A fire covering around 20 hectares broke out on Saturday afternoon near the village of Vladimirovka, within the uninhabited Chernobyl exclusion zone, and responders were still fighting two blazes on Monday morning, Ukrainian emergency services said in a statement.

"There is bad news -- in the center of the fire, radiation is above normal," Egor Firsov, head of Ukraine's ecological inspection service, wrote in a Facebook post alongside a video of a Geiger counter. "As you can see in the video, the readings of the device are 2.3, when the norm is 0.14. But this is only within the area of the fire outbreak."

His measurements refer to the microsievert per hour (μSv/h) reading; the maximum allowable amount of natural background radiation is 0.5 μSv/h, the emergency services said, but Firsov's reported amount was nearly five times that.
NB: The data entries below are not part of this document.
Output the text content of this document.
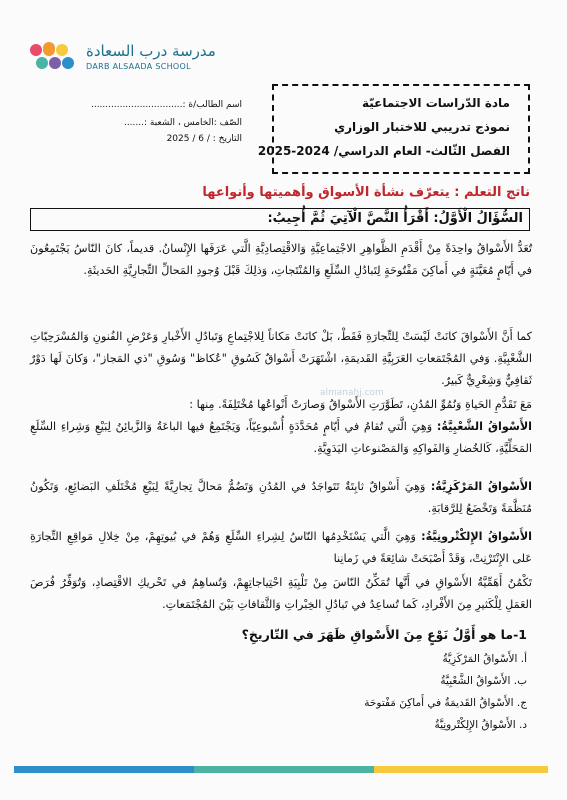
مدرسة درب السعادة
DARB ALSAADA SCHOOL
مادة الدّراسات الاجتماعيّة
نموذج تدريبي للاختبار الوزاري
الفصل الثّالث- العام الدراسي/ 2024-2025
اسم الطالب/ة :................................
الصّف :الخامس ، الشعبة :.......
التاريخ : / 6 / 2025
ناتج التعلم : يتعرّف نشأة الأسواق وأهميتها وأنواعها
السُّؤَالُ الْأَوَّلُ: أَقْرَأُ النَّصَّ الْآتِيَ ثُمَّ أُجِيبُ:
almanahj.com

تُعَدُّ الأَسْواقُ واحِدَةً مِنْ أَقْدَمِ الظَّواهِرِ الاجْتِماعِيَّةِ وَالاقْتِصادِيَّةِ الَّتي عَرَفَها الإِنْسانُ. قديماً، كانَ النّاسُ يَجْتَمِعُونَ في أَيّامٍ مُعَيَّنَةٍ في أَماكِنَ مَفْتُوحَةٍ لِتَبادُلِ السِّلَعِ وَالمُنْتَجاتِ، وَذلِكَ قَبْلَ وُجودِ المَحالِّ التِّجارِيَّةِ الحَديثَةِ.

كما أَنَّ الأَسْواقَ كانَتْ لَيْسَتْ لِلتِّجارَةِ فَقَطْ، بَلْ كانَتْ مَكاناً لِلاجْتِماعِ وَتَبادُلِ الأَخْبارِ وَعَرْضِ الفُنونِ وَالمُسْرَحِيّاتِ الشَّعْبِيَّةِ. وَفي المُجْتَمَعاتِ العَرَبِيَّةِ القَديمَةِ، اشْتَهَرَتْ أَسْواقٌ كَسُوقِ "عُكاظ" وَسُوقِ "ذي المَجاز"، وَكانَ لَها دَوْرٌ ثَقافِيٌّ وَشِعْرِيٌّ كَبيرٌ.

مَعَ تَقَدُّمِ الحَياةِ وَنُمُوِّ المُدُنِ، تَطَوَّرَتِ الأَسْواقُ وَصارَتْ أَنْواعُها مُخْتَلِفَةً. مِنها :

الأَسْواقُ الشَّعْبِيَّةُ: وَهِيَ الَّتي تُقامُ في أَيّامٍ مُحَدَّدَةٍ أُسْبوعِيّاً، وَيَجْتَمِعُ فيها الباعَةُ وَالزَّبائِنُ لِبَيْعِ وَشِراءِ السِّلَعِ المَحَلِّيَّةِ، كَالخُضارِ وَالفَواكِهِ وَالمَصْنوعاتِ اليَدَوِيَّةِ.

الأَسْواقُ المَرْكَزِيَّةُ: وَهِيَ أَسْواقٌ ثابِتَةٌ تَتَواجَدُ في المُدُنِ وَتَضُمُّ مَحالَّ تِجارِيَّةً لِبَيْعِ مُخْتَلَفِ البَضائِعِ، وَتَكُونُ مُنَظَّمَةً وَتَخْضَعُ لِلرَّقابَةِ.

الأَسْواقُ الإِلكْتْرونِيَّةُ: وَهِيَ الَّتي يَسْتَخْدِمُها النّاسُ لِشِراءِ السِّلَعِ وَهُمْ في بُيوتِهِمْ، مِنْ خِلالِ مَواقِعِ التِّجارَةِ عَلى الإِنْتَرْنِتْ، وَقَدْ أَصْبَحَتْ شائِعَةً في زَمانِنا

تَكْمُنُ أَهَمِّيَّةُ الأَسْواقِ في أَنَّها تُمَكِّنُ النّاسَ مِنْ تَلْبِيَةِ احْتِياجاتِهِمْ، وَتُساهِمُ في تَحْريكِ الاقْتِصادِ، وَتُوَفِّرُ فُرَصَ العَمَلِ لِلْكَثيرِ مِنَ الأَفْرادِ، كَما تُساعِدُ في تَبادُلِ الخِبْراتِ وَالثَّقافاتِ بَيْنَ المُجْتَمَعاتِ.

1-ما هو أَوَّلُ نَوْعٍ مِنَ الأَسْواقِ ظَهَرَ في التّاريخِ؟
أ. الأَسْواقُ المَرْكَزِيَّةُ
ب. الأَسْواقُ الشَّعْبِيَّةُ
ج. الأَسْواقُ القَديمَةُ في أَماكِنَ مَفْتوحَة
د. الأَسْواقُ الإِلِكْتْرونِيَّةُ
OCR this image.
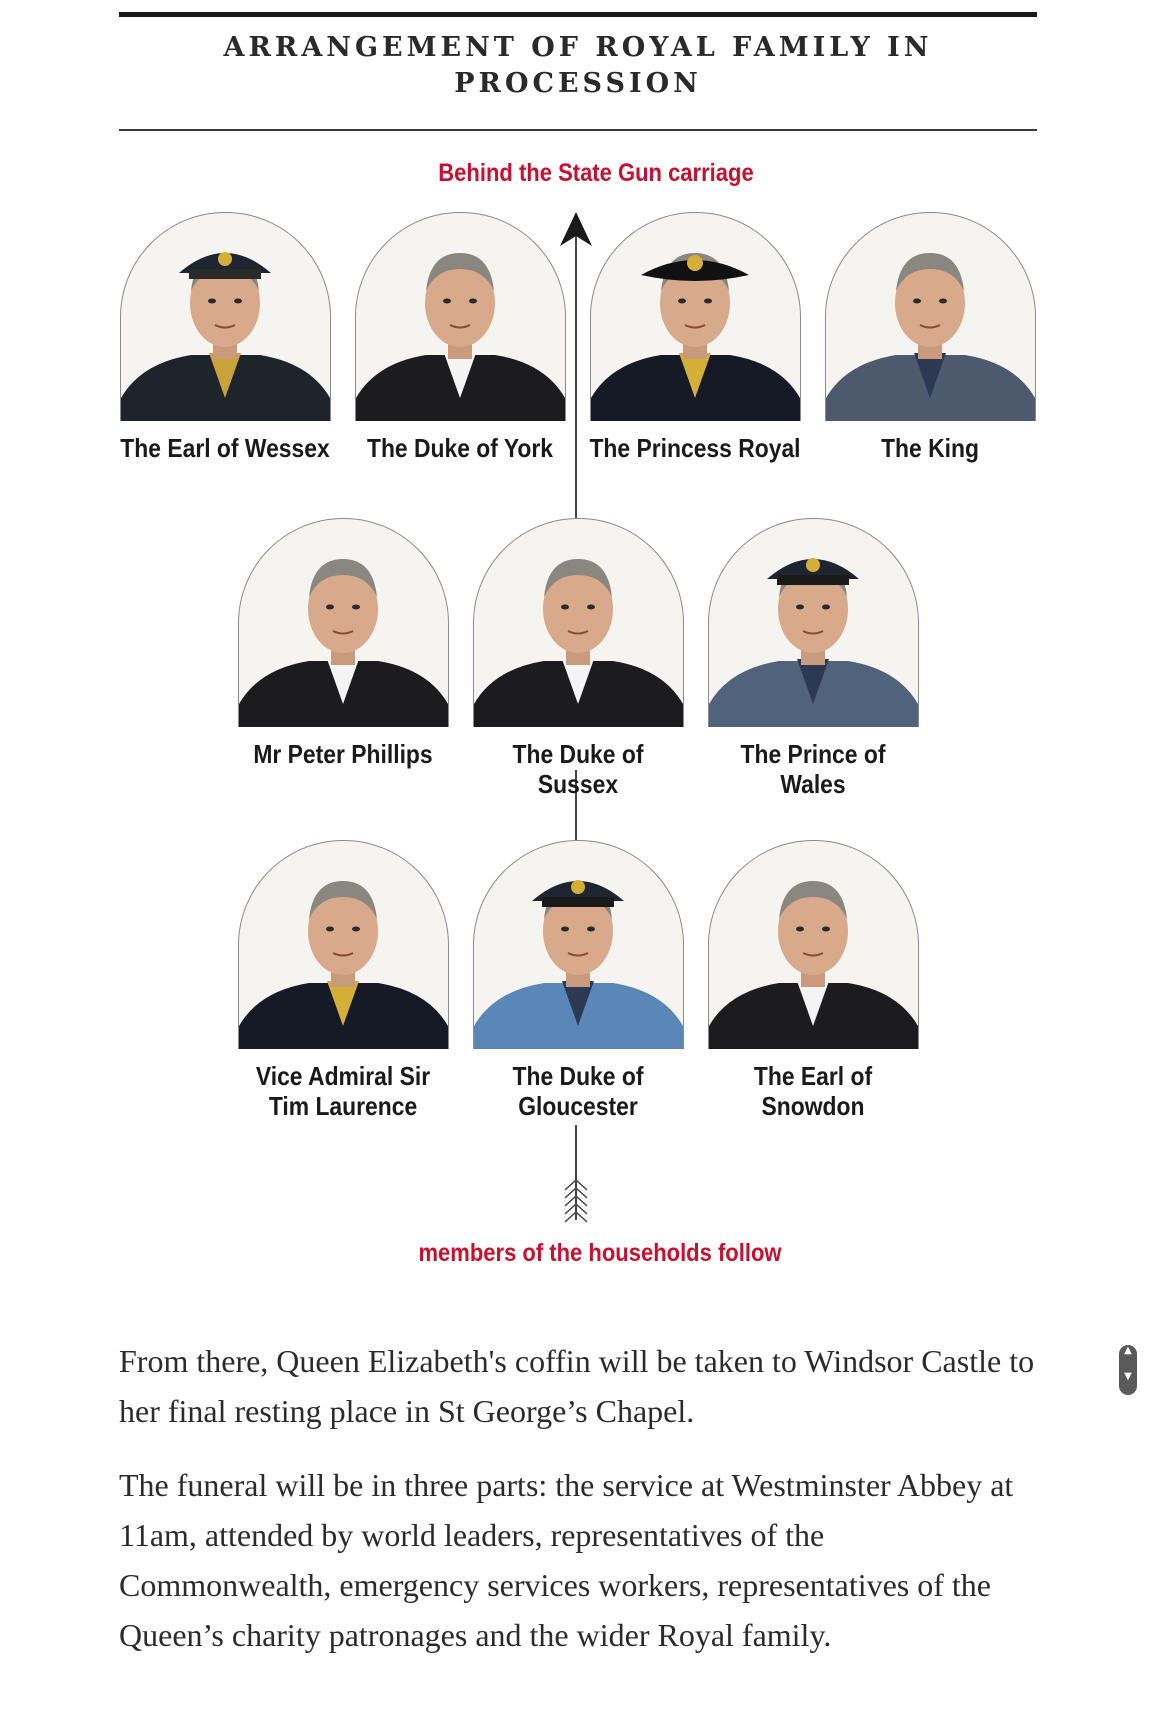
ARRANGEMENT OF ROYAL FAMILY IN PROCESSION
Behind the State Gun carriage
The Earl of Wessex	The Duke of York	The Princess Royal	The King
Mr Peter Phillips	The Duke of Sussex
The Prince of Wales
Vice Admiral Sir Tim Laurence
The Duke of Gloucester
The Earl of Snowdon
members of the households follow

From there, Queen Elizabeth's coffin will be taken to Windsor Castle to her final resting place in St George’s Chapel.

The funeral will be in three parts: the service at Westminster Abbey at 11am, attended by world leaders, representatives of the Commonwealth, emergency services workers, representatives of the Queen’s charity patronages and the wider Royal family.

▲
▼
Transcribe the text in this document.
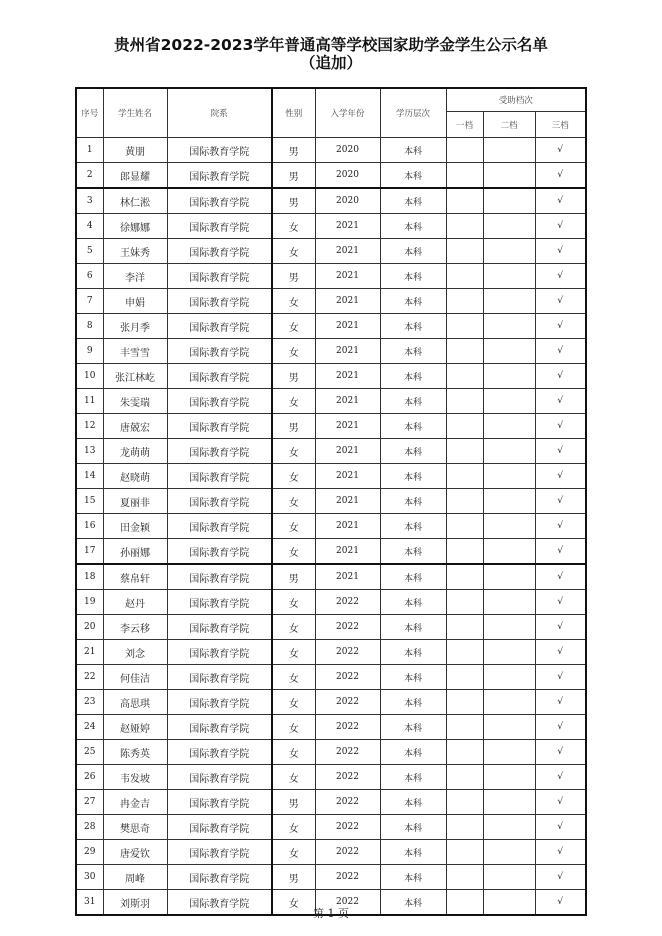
贵州省2022-2023学年普通高等学校国家助学金学生公示名单
（追加）
序号	学生姓名	院系	性别	入学年份	学历层次	受助档次		
						一档	二档	三档
1	黄朋	国际教育学院	男	2020	本科			√
2	郎显耀	国际教育学院	男	2020	本科			√
3	林仁淞	国际教育学院	男	2020	本科			√
4	徐娜娜	国际教育学院	女	2021	本科			√
5	王妹秀	国际教育学院	女	2021	本科			√
6	李洋	国际教育学院	男	2021	本科			√
7	申娟	国际教育学院	女	2021	本科			√
8	张月季	国际教育学院	女	2021	本科			√
9	丰雪雪	国际教育学院	女	2021	本科			√
10	张江林屹	国际教育学院	男	2021	本科			√
11	朱雯瑞	国际教育学院	女	2021	本科			√
12	唐兢宏	国际教育学院	男	2021	本科			√
13	龙萌萌	国际教育学院	女	2021	本科			√
14	赵晓萌	国际教育学院	女	2021	本科			√
15	夏丽非	国际教育学院	女	2021	本科			√
16	田金颖	国际教育学院	女	2021	本科			√
17	孙丽娜	国际教育学院	女	2021	本科			√
18	蔡帛轩	国际教育学院	男	2021	本科			√
19	赵丹	国际教育学院	女	2022	本科			√
20	李云移	国际教育学院	女	2022	本科			√
21	刘念	国际教育学院	女	2022	本科			√
22	何佳洁	国际教育学院	女	2022	本科			√
23	高思琪	国际教育学院	女	2022	本科			√
24	赵娅婷	国际教育学院	女	2022	本科			√
25	陈秀英	国际教育学院	女	2022	本科			√
26	韦发坡	国际教育学院	女	2022	本科			√
27	冉金吉	国际教育学院	男	2022	本科			√
28	樊思奇	国际教育学院	女	2022	本科			√
29	唐爱钦	国际教育学院	女	2022	本科			√
30	周峰	国际教育学院	男	2022	本科			√
31	刘斯羽	国际教育学院	女	2022	本科			√
第 1 页
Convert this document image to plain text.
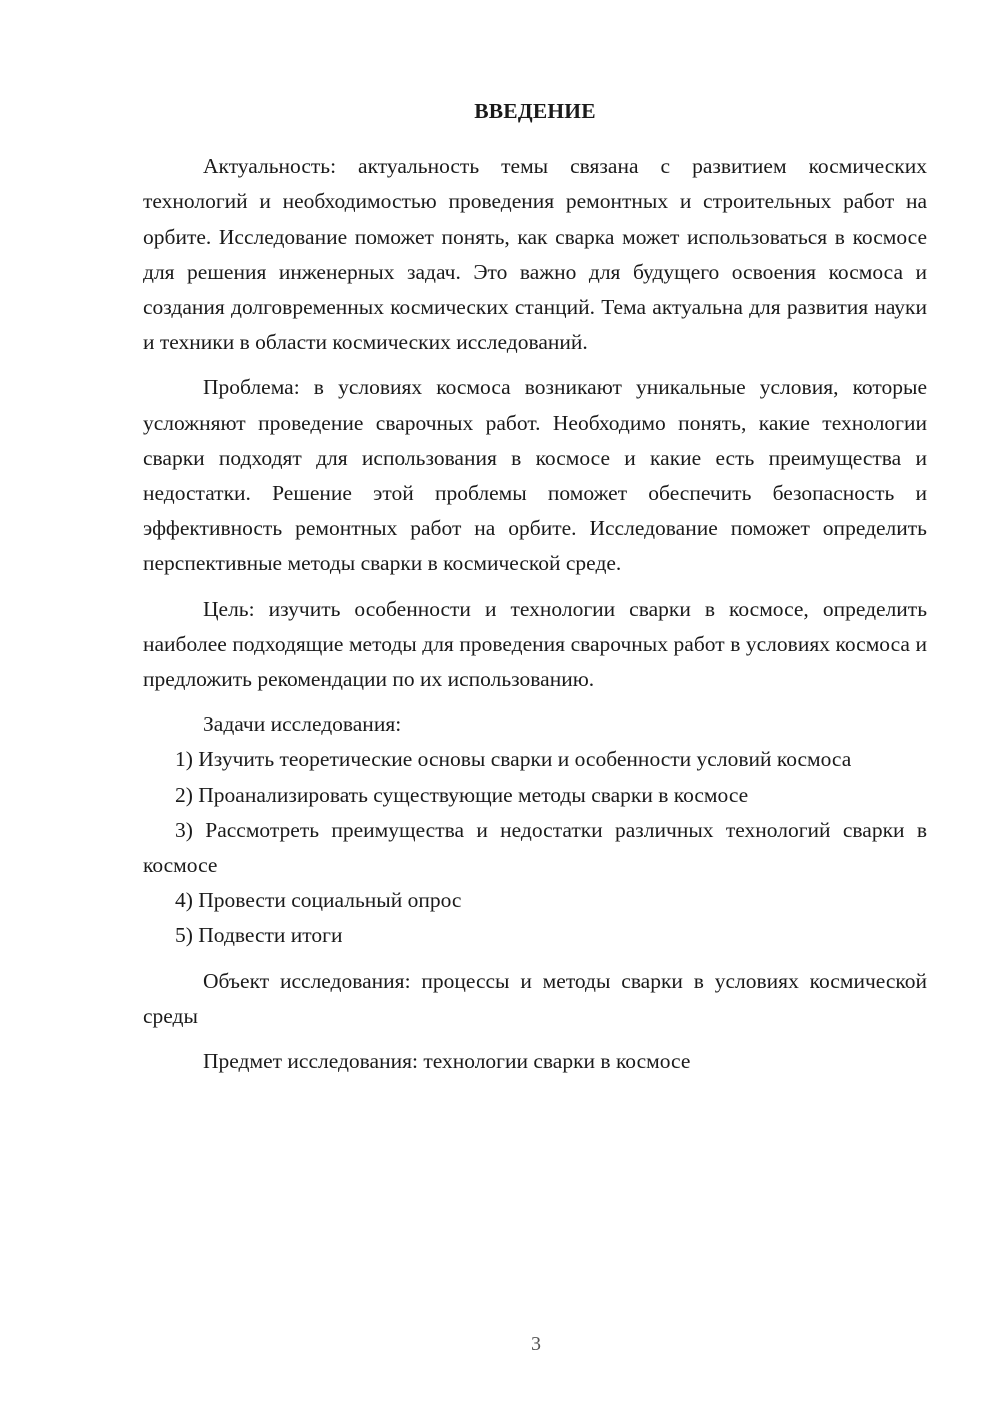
ВВЕДЕНИЕ

Актуальность: актуальность темы связана с развитием космических технологий и необходимостью проведения ремонтных и строительных работ на орбите. Исследование поможет понять, как сварка может использоваться в космосе для решения инженерных задач. Это важно для будущего освоения космоса и создания долговременных космических станций. Тема актуальна для развития науки и техники в области космических исследований.

Проблема: в условиях космоса возникают уникальные условия, которые усложняют проведение сварочных работ. Необходимо понять, какие технологии сварки подходят для использования в космосе и какие есть преимущества и недостатки. Решение этой проблемы поможет обеспечить безопасность и эффективность ремонтных работ на орбите. Исследование поможет определить перспективные методы сварки в космической среде.

Цель: изучить особенности и технологии сварки в космосе, определить наиболее подходящие методы для проведения сварочных работ в условиях космоса и предложить рекомендации по их использованию.

Задачи исследования:

1) Изучить теоретические основы сварки и особенности условий космоса

2) Проанализировать существующие методы сварки в космосе

3) Рассмотреть преимущества и недостатки различных технологий сварки в космосе

4) Провести социальный опрос

5) Подвести итоги

Объект исследования: процессы и методы сварки в условиях космической среды

Предмет исследования: технологии сварки в космосе

3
Vladimirovka sits within the deserted 1,000-square-mile exclusion zone, which was evacuated after the devastating 1986 blast at the Chernobyl Nuclear Power Plant that sent radioactive fallout billowing across Europe and exposed millions to dangerous levels of radiation.

The region has since been taken over by nature, and forest fires are not uncommon.

While researching this post, I discovered that Google has Street View photos of Pripyat and Chernobyl. How did they get permission to do that?